Just sayin…
Has been happening for more than a month now, up to 2 months when I first noticed this.
Am running
Chrome web browser Version 54.0.2840.71 m
At first, I just didn’t post the reply to that thread, then thought of my workaround…
Copy the quoted text, then close the reply
Open a general “Reply to Thread” (without the quotes)
Paste the quote into the new reply and continue.
This problem does not happen all the time, and so far I can’t determine what makes some Forum threads different than others.
I don’t even think it is related to posts by particular Users so isn’t likely related to whether the person is using NNTP or HTTP.
So, sorry to not provide enough info to troubleshoot, but it is a persistent while randomly erratic problem… other than that whenever it occurs, it’s definitely related to including a quote from the previous post and then it affects the input text box. If someone wants, maybe the next time it occurs I can post the source of the web page.

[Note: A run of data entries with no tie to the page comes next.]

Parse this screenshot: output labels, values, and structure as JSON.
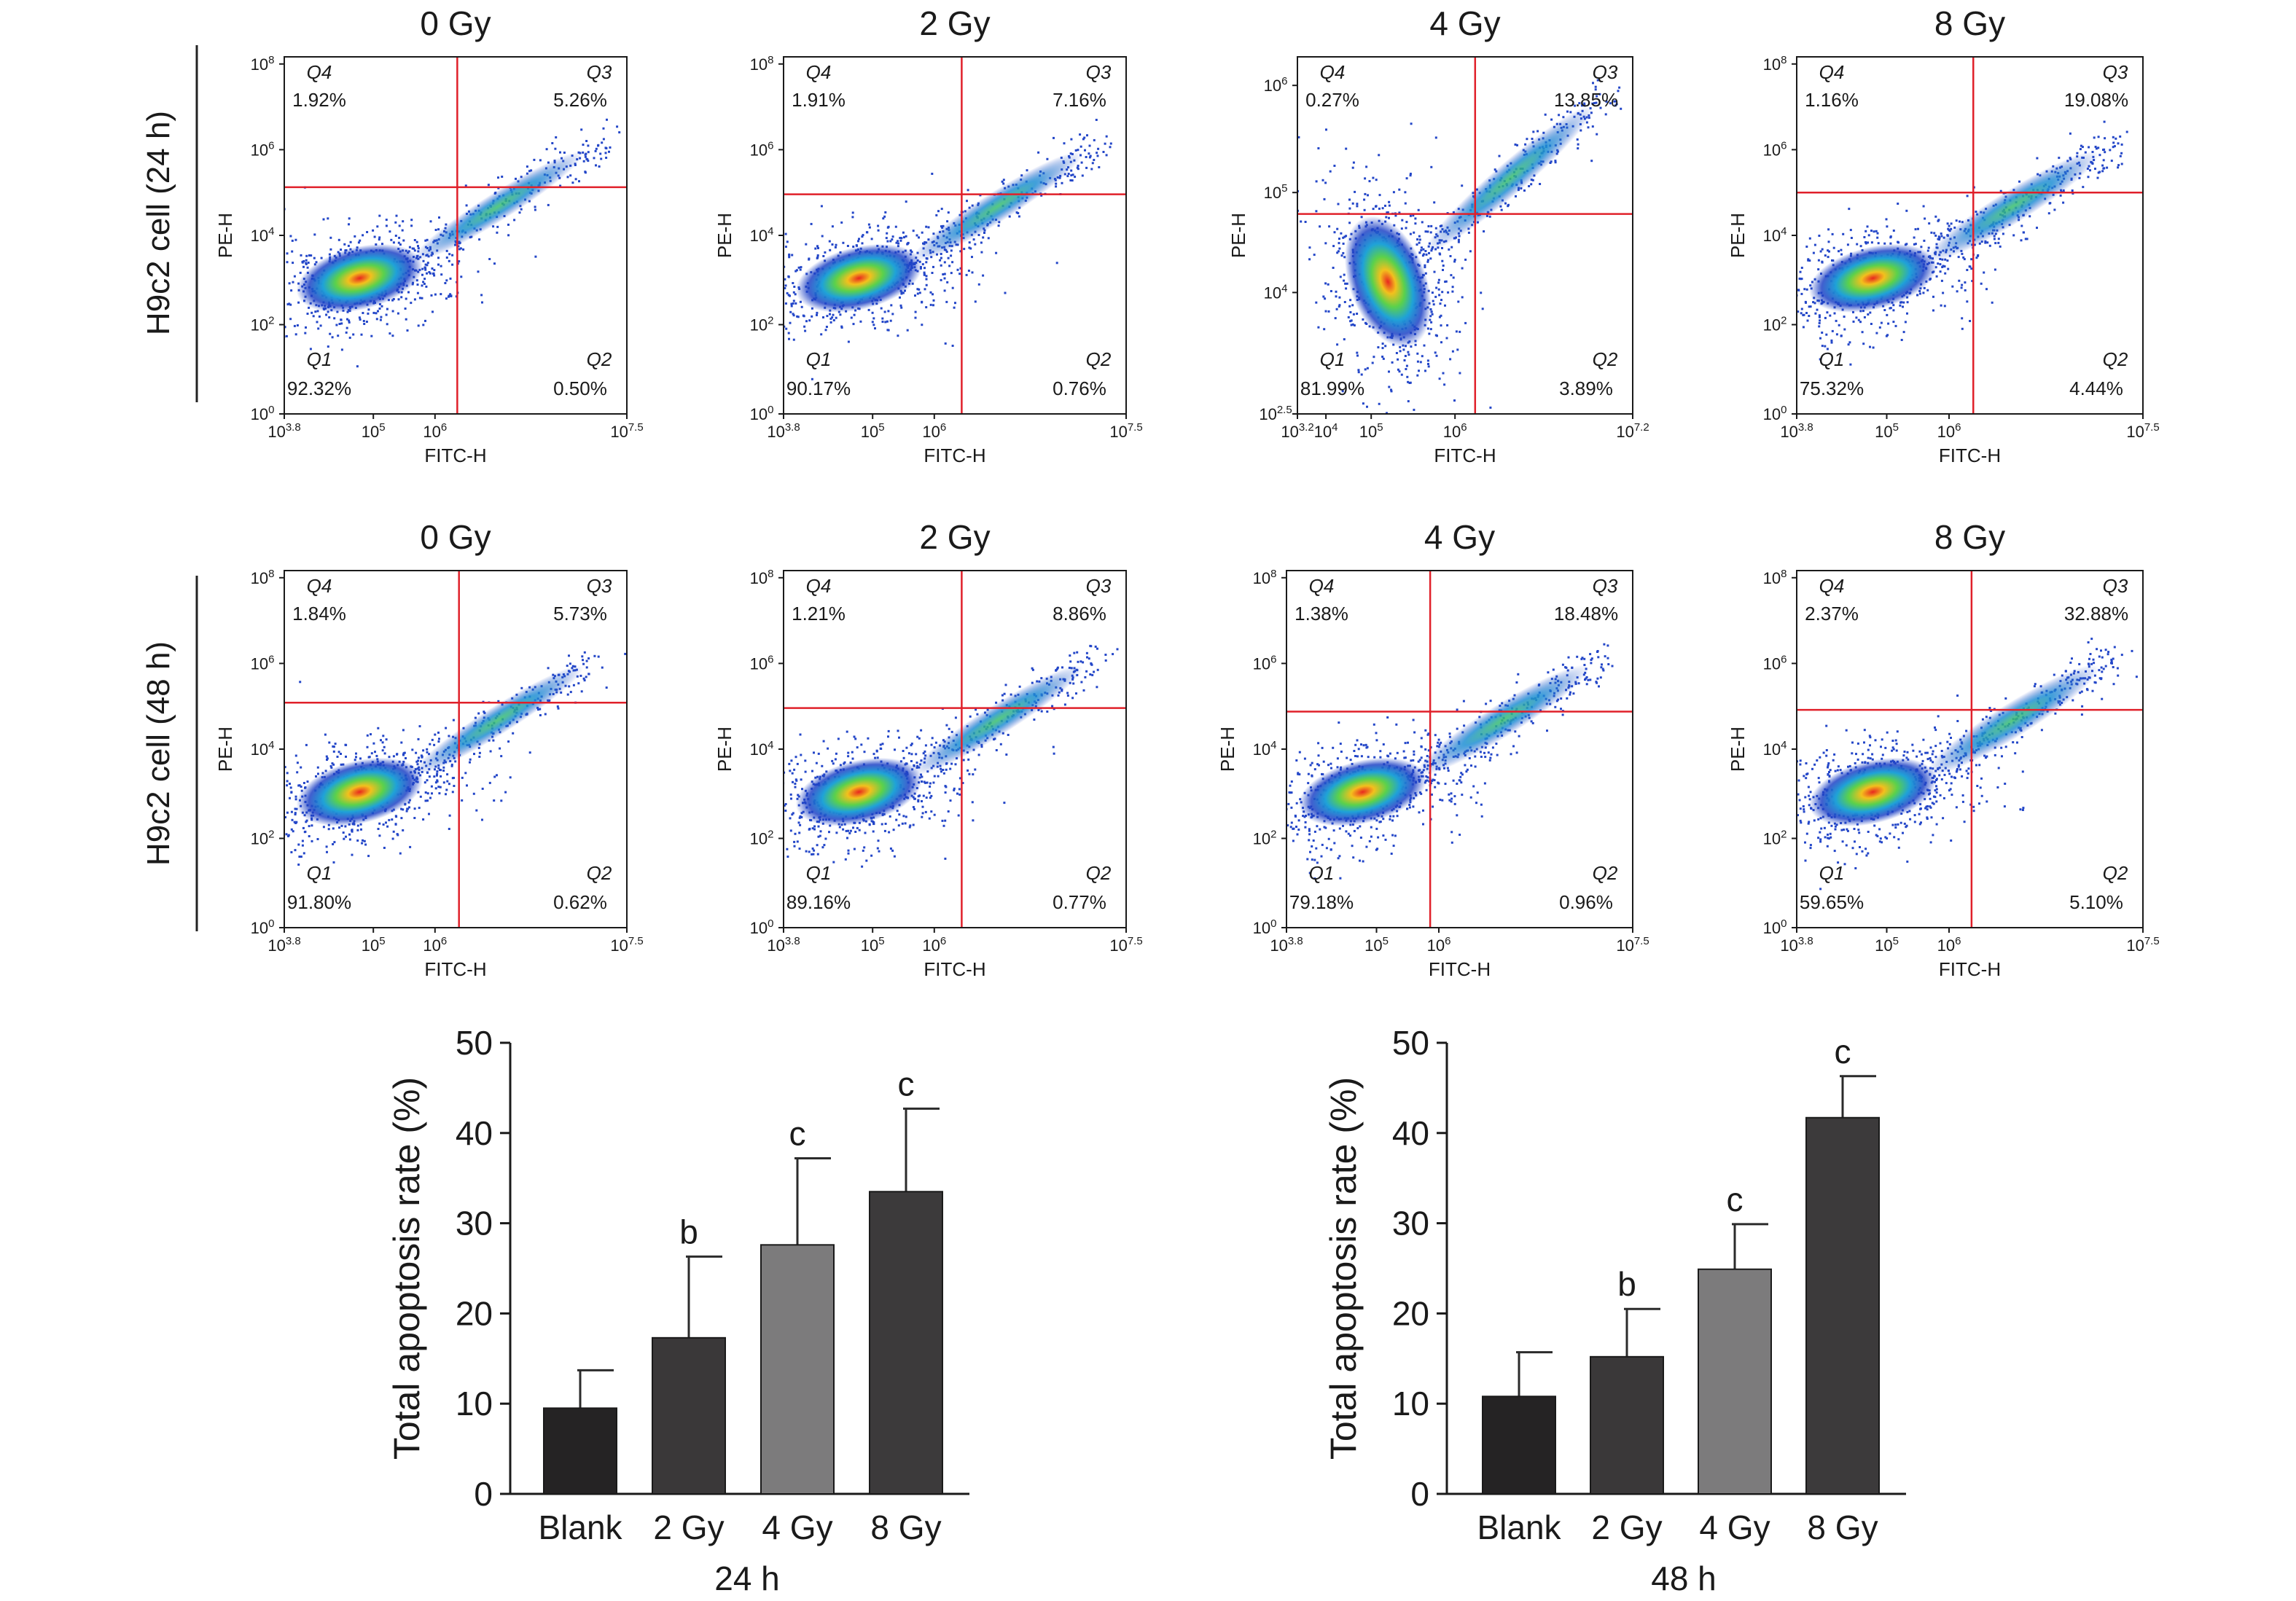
{
  "row_labels": [
    "H9c2 cell (24 h)",
    "H9c2 cell (48 h)"
  ],
  "flow_axes": {
    "xlabel": "FITC-H",
    "ylabel": "PE-H"
  },
  "chart_data": [
    {
      "type": "scatter",
      "id": "flow-24h-0gy",
      "title": "0 Gy",
      "xlabel": "FITC-H",
      "ylabel": "PE-H",
      "x_ticks": [
        "10^3.8",
        "10^5",
        "10^6",
        "10^7.5"
      ],
      "y_ticks": [
        "10^0",
        "10^2",
        "10^4",
        "10^6",
        "10^8"
      ],
      "quadrants": {
        "Q1": "92.32%",
        "Q2": "0.50%",
        "Q3": "5.26%",
        "Q4": "1.92%"
      }
    },
    {
      "type": "scatter",
      "id": "flow-24h-2gy",
      "title": "2 Gy",
      "xlabel": "FITC-H",
      "ylabel": "PE-H",
      "x_ticks": [
        "10^3.8",
        "10^5",
        "10^6",
        "10^7.5"
      ],
      "y_ticks": [
        "10^0",
        "10^2",
        "10^4",
        "10^6",
        "10^8"
      ],
      "quadrants": {
        "Q1": "90.17%",
        "Q2": "0.76%",
        "Q3": "7.16%",
        "Q4": "1.91%"
      }
    },
    {
      "type": "scatter",
      "id": "flow-24h-4gy",
      "title": "4 Gy",
      "xlabel": "FITC-H",
      "ylabel": "PE-H",
      "x_ticks": [
        "10^3.2",
        "10^4",
        "10^5",
        "10^6",
        "10^7.2"
      ],
      "y_ticks": [
        "10^2.5",
        "10^4",
        "10^5",
        "10^6"
      ],
      "quadrants": {
        "Q1": "81.99%",
        "Q2": "3.89%",
        "Q3": "13.85%",
        "Q4": "0.27%"
      }
    },
    {
      "type": "scatter",
      "id": "flow-24h-8gy",
      "title": "8 Gy",
      "xlabel": "FITC-H",
      "ylabel": "PE-H",
      "x_ticks": [
        "10^3.8",
        "10^5",
        "10^6",
        "10^7.5"
      ],
      "y_ticks": [
        "10^0",
        "10^2",
        "10^4",
        "10^6",
        "10^8"
      ],
      "quadrants": {
        "Q1": "75.32%",
        "Q2": "4.44%",
        "Q3": "19.08%",
        "Q4": "1.16%"
      }
    },
    {
      "type": "scatter",
      "id": "flow-48h-0gy",
      "title": "0 Gy",
      "xlabel": "FITC-H",
      "ylabel": "PE-H",
      "x_ticks": [
        "10^3.8",
        "10^5",
        "10^6",
        "10^7.5"
      ],
      "y_ticks": [
        "10^0",
        "10^2",
        "10^4",
        "10^6",
        "10^8"
      ],
      "quadrants": {
        "Q1": "91.80%",
        "Q2": "0.62%",
        "Q3": "5.73%",
        "Q4": "1.84%"
      }
    },
    {
      "type": "scatter",
      "id": "flow-48h-2gy",
      "title": "2 Gy",
      "xlabel": "FITC-H",
      "ylabel": "PE-H",
      "x_ticks": [
        "10^3.8",
        "10^5",
        "10^6",
        "10^7.5"
      ],
      "y_ticks": [
        "10^0",
        "10^2",
        "10^4",
        "10^6",
        "10^8"
      ],
      "quadrants": {
        "Q1": "89.16%",
        "Q2": "0.77%",
        "Q3": "8.86%",
        "Q4": "1.21%"
      }
    },
    {
      "type": "scatter",
      "id": "flow-48h-4gy",
      "title": "4 Gy",
      "xlabel": "FITC-H",
      "ylabel": "PE-H",
      "x_ticks": [
        "10^3.8",
        "10^5",
        "10^6",
        "10^7.5"
      ],
      "y_ticks": [
        "10^0",
        "10^2",
        "10^4",
        "10^6",
        "10^8"
      ],
      "quadrants": {
        "Q1": "79.18%",
        "Q2": "0.96%",
        "Q3": "18.48%",
        "Q4": "1.38%"
      }
    },
    {
      "type": "scatter",
      "id": "flow-48h-8gy",
      "title": "8 Gy",
      "xlabel": "FITC-H",
      "ylabel": "PE-H",
      "x_ticks": [
        "10^3.8",
        "10^5",
        "10^6",
        "10^7.5"
      ],
      "y_ticks": [
        "10^0",
        "10^2",
        "10^4",
        "10^6",
        "10^8"
      ],
      "quadrants": {
        "Q1": "59.65%",
        "Q2": "5.10%",
        "Q3": "32.88%",
        "Q4": "2.37%"
      }
    },
    {
      "type": "bar",
      "id": "bar-24h",
      "title": "",
      "xlabel": "24 h",
      "ylabel": "Total apoptosis rate (%)",
      "categories": [
        "Blank",
        "2 Gy",
        "4 Gy",
        "8 Gy"
      ],
      "values": [
        9.5,
        17.3,
        27.6,
        33.5
      ],
      "errors": [
        4.2,
        9.0,
        9.6,
        9.2
      ],
      "significance": [
        "",
        "b",
        "c",
        "c"
      ],
      "bar_colors": [
        "#252324",
        "#3a3839",
        "#7c7b7c",
        "#3c3a3b"
      ],
      "ylim": [
        0,
        50
      ],
      "yticks": [
        0,
        10,
        20,
        30,
        40,
        50
      ]
    },
    {
      "type": "bar",
      "id": "bar-48h",
      "title": "",
      "xlabel": "48 h",
      "ylabel": "Total apoptosis rate (%)",
      "categories": [
        "Blank",
        "2 Gy",
        "4 Gy",
        "8 Gy"
      ],
      "values": [
        10.8,
        15.2,
        24.9,
        41.7
      ],
      "errors": [
        4.9,
        5.3,
        5.0,
        4.6
      ],
      "significance": [
        "",
        "b",
        "c",
        "c"
      ],
      "bar_colors": [
        "#252324",
        "#3a3839",
        "#7c7b7c",
        "#3c3a3b"
      ],
      "ylim": [
        0,
        50
      ],
      "yticks": [
        0,
        10,
        20,
        30,
        40,
        50
      ]
    }
  ]
}
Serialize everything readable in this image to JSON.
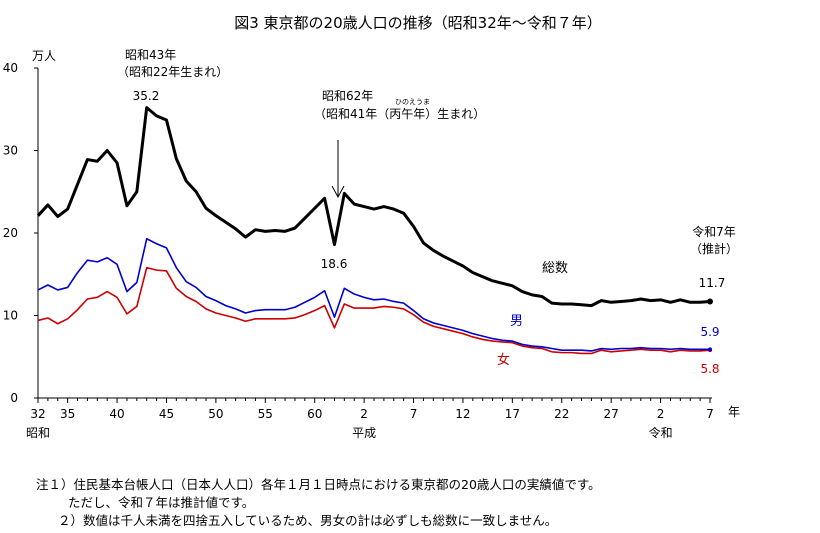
{
  "chart_data": {
    "type": "line",
    "title": "図3 東京都の20歳人口の推移（昭和32年〜令和７年）",
    "ylabel": "万人",
    "xlabel": "年",
    "ylim": [
      0,
      40
    ],
    "yticks": [
      "0",
      "10",
      "20",
      "30",
      "40"
    ],
    "x_start": 1957,
    "x_end": 2025,
    "xticks": [
      {
        "year": 1957,
        "label": "32"
      },
      {
        "year": 1960,
        "label": "35"
      },
      {
        "year": 1965,
        "label": "40"
      },
      {
        "year": 1970,
        "label": "45"
      },
      {
        "year": 1975,
        "label": "50"
      },
      {
        "year": 1980,
        "label": "55"
      },
      {
        "year": 1985,
        "label": "60"
      },
      {
        "year": 1990,
        "label": "2"
      },
      {
        "year": 1995,
        "label": "7"
      },
      {
        "year": 2000,
        "label": "12"
      },
      {
        "year": 2005,
        "label": "17"
      },
      {
        "year": 2010,
        "label": "22"
      },
      {
        "year": 2015,
        "label": "27"
      },
      {
        "year": 2020,
        "label": "2"
      },
      {
        "year": 2025,
        "label": "7"
      }
    ],
    "eras": [
      {
        "label": "昭和",
        "year": 1957
      },
      {
        "label": "平成",
        "year": 1990
      },
      {
        "label": "令和",
        "year": 2020
      }
    ],
    "grid": false,
    "series": [
      {
        "name": "総数",
        "color": "#000000",
        "values": [
          22.1,
          23.4,
          22.0,
          22.9,
          25.9,
          28.9,
          28.7,
          30.0,
          28.5,
          23.3,
          25.0,
          35.2,
          34.2,
          33.7,
          29.0,
          26.3,
          25.0,
          23.0,
          22.1,
          21.3,
          20.5,
          19.5,
          20.4,
          20.2,
          20.3,
          20.2,
          20.6,
          21.8,
          23.0,
          24.2,
          18.6,
          24.8,
          23.5,
          23.2,
          22.9,
          23.2,
          22.9,
          22.4,
          20.8,
          18.8,
          17.9,
          17.2,
          16.6,
          16.0,
          15.2,
          14.7,
          14.2,
          13.9,
          13.6,
          12.9,
          12.5,
          12.3,
          11.5,
          11.4,
          11.4,
          11.3,
          11.2,
          11.8,
          11.6,
          11.7,
          11.8,
          12.0,
          11.8,
          11.9,
          11.6,
          11.9,
          11.6,
          11.6,
          11.7
        ]
      },
      {
        "name": "男",
        "color": "#0000cc",
        "values": [
          13.1,
          13.7,
          13.1,
          13.4,
          15.2,
          16.7,
          16.5,
          17.0,
          16.2,
          12.9,
          14.0,
          19.3,
          18.7,
          18.2,
          15.8,
          14.1,
          13.4,
          12.3,
          11.8,
          11.2,
          10.8,
          10.3,
          10.6,
          10.7,
          10.7,
          10.7,
          11.0,
          11.6,
          12.2,
          13.0,
          9.8,
          13.3,
          12.6,
          12.2,
          11.9,
          12.0,
          11.7,
          11.5,
          10.6,
          9.6,
          9.1,
          8.8,
          8.5,
          8.2,
          7.8,
          7.5,
          7.2,
          7.0,
          6.9,
          6.5,
          6.3,
          6.2,
          6.0,
          5.8,
          5.8,
          5.8,
          5.7,
          6.0,
          5.9,
          6.0,
          6.0,
          6.1,
          6.0,
          6.0,
          5.9,
          6.0,
          5.9,
          5.9,
          5.9
        ]
      },
      {
        "name": "女",
        "color": "#cc0000",
        "values": [
          9.4,
          9.7,
          9.0,
          9.6,
          10.7,
          12.0,
          12.2,
          12.9,
          12.2,
          10.2,
          11.1,
          15.8,
          15.5,
          15.4,
          13.3,
          12.3,
          11.7,
          10.8,
          10.3,
          10.0,
          9.7,
          9.3,
          9.6,
          9.6,
          9.6,
          9.6,
          9.7,
          10.1,
          10.6,
          11.2,
          8.5,
          11.4,
          10.9,
          10.9,
          10.9,
          11.1,
          11.0,
          10.8,
          10.1,
          9.2,
          8.7,
          8.4,
          8.1,
          7.8,
          7.4,
          7.1,
          6.9,
          6.8,
          6.7,
          6.3,
          6.1,
          6.0,
          5.6,
          5.5,
          5.5,
          5.4,
          5.4,
          5.8,
          5.6,
          5.7,
          5.8,
          5.9,
          5.8,
          5.8,
          5.6,
          5.8,
          5.7,
          5.7,
          5.8
        ]
      }
    ],
    "annotations": {
      "peak_title": "昭和43年",
      "peak_sub": "（昭和22年生まれ）",
      "peak_value": "35.2",
      "dip_title": "昭和62年",
      "dip_sub": "（昭和41年（丙午年）生まれ）",
      "dip_ruby": "ひのえうま",
      "dip_value": "18.6",
      "end_title": "令和7年",
      "end_sub": "（推計）",
      "total_label": "総数",
      "total_end": "11.7",
      "male_label": "男",
      "male_end": "5.9",
      "female_label": "女",
      "female_end": "5.8"
    }
  },
  "notes": {
    "line1": "注１）住民基本台帳人口（日本人人口）各年１月１日時点における東京都の20歳人口の実績値です。",
    "line2": "ただし、令和７年は推計値です。",
    "line3": "２）数値は千人未満を四捨五入しているため、男女の計は必ずしも総数に一致しません。"
  }
}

>Hi all, the latest update to Chrome (11/6) corrects this issue. I
>have updated three computers and tested it and it seems to be 100%
>fixed. I am using 64-bit Chrome. Version 54.0.2840.87 m
That’s one problem we have with our particular forum. We have ONLY the
reply with quote option, we turned off the regular reply option a long
time ago because of a problem that has since been fixed. I lobbied a
while back to get the regular reply turned back on, but it was voted
down. You may want to consider it again.
Verified. It happens to me too in Chrome. Two options: Use another
browser or talk the forum admins into allowing a standard reply in
addition to “Reply with Quote” which is an option, but just isn’t
turned on for these forums.
I hope whoever in a position to make decisions agrees with my general opinion (entirely without specific foundation looking at the vBulletin website architecture and code) that the problem almost absolutely is not with Chrome but with the library code (or actual code) relating to the textbox object. This is not usual or typical, because textboxes have been around for a very long time and the code methods for handling text input are well known(Typically, the content should be interpreted strictly as a text string to prevent any kind of code injection, optionally relying on specific allowed strings to permit HTML tags. In any case, I do not know of any type of attack that utilizes white space as an attack vector).
A general Google search returns a hit that vBulletin released a patch a couple months ago (Aug 2016) which may or may not be related but would be suspicious in its timing.
And repeating,
This typically is not something an End User like openSUSE/SUSE webmasters should have to deal with…
This is more typically part of the core of the underlying technology, in this case vBulletin.